Gas diffusion characteristics of agricultural soils from South Greenland

Abstract

AbstractThe Arctic is warming at twice the global average, which may impact agricultural production in Greenland. Therefore knowledge of the functional properties of Greenlandic soil resources is necessary. The relative soil gas diffusivity [the soil gas diffusion coefficient (Dp)–free‐air diffusion coefficient (Do) ratio] is the chief parameter controlling gas transport in soils. Predictions of Dp/Do are needed to estimate root zone aeration and terrestrial greenhouse gas fluxes. We used existing models to analyze the Dp/Do of soils from Greenlandic fields and a pore connectivity index (Cip) to infer their degree of structural development and identify the main parameters controlling Dp/Do. In total, 201 × 3 intact 100‐cm3 soil samples were sampled across six fields with clay and organic C contents of 0.016 to 0.089 and 0.016 to 0.105 kg kg−1, respectively.
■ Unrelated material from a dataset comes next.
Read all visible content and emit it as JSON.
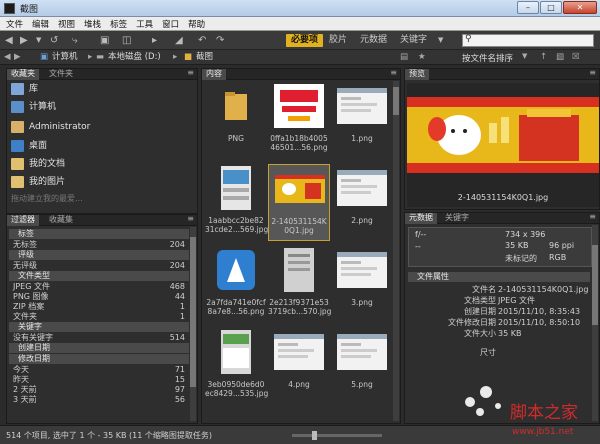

The Dp/Do was measured with the one‐chamber nonsteady‐state method at soil water potentials between –10 and –1,000 cm H2O. Accurate determination of total porosity (Φ) was ensured by calibrating a particle density model on 129 samples. The soils exhibited a less developed structure and highly tortuous pore networks, resulting in low Dp/Do as a function of air‐filled porosity (ε). Density‐corrected models with air saturation (ε/Φ) reduced the RMSE. Furthermore, Cip at –1,000 cm H2O soil water potential increased linearly with dry bulk density (ρb), suggesting that ρb is a key controller of Dp/Do, which is important for planning cultivation practices for Southern Greenlandic soils. Lastly, we found that an air saturation >35% is required for adequate soil aeration.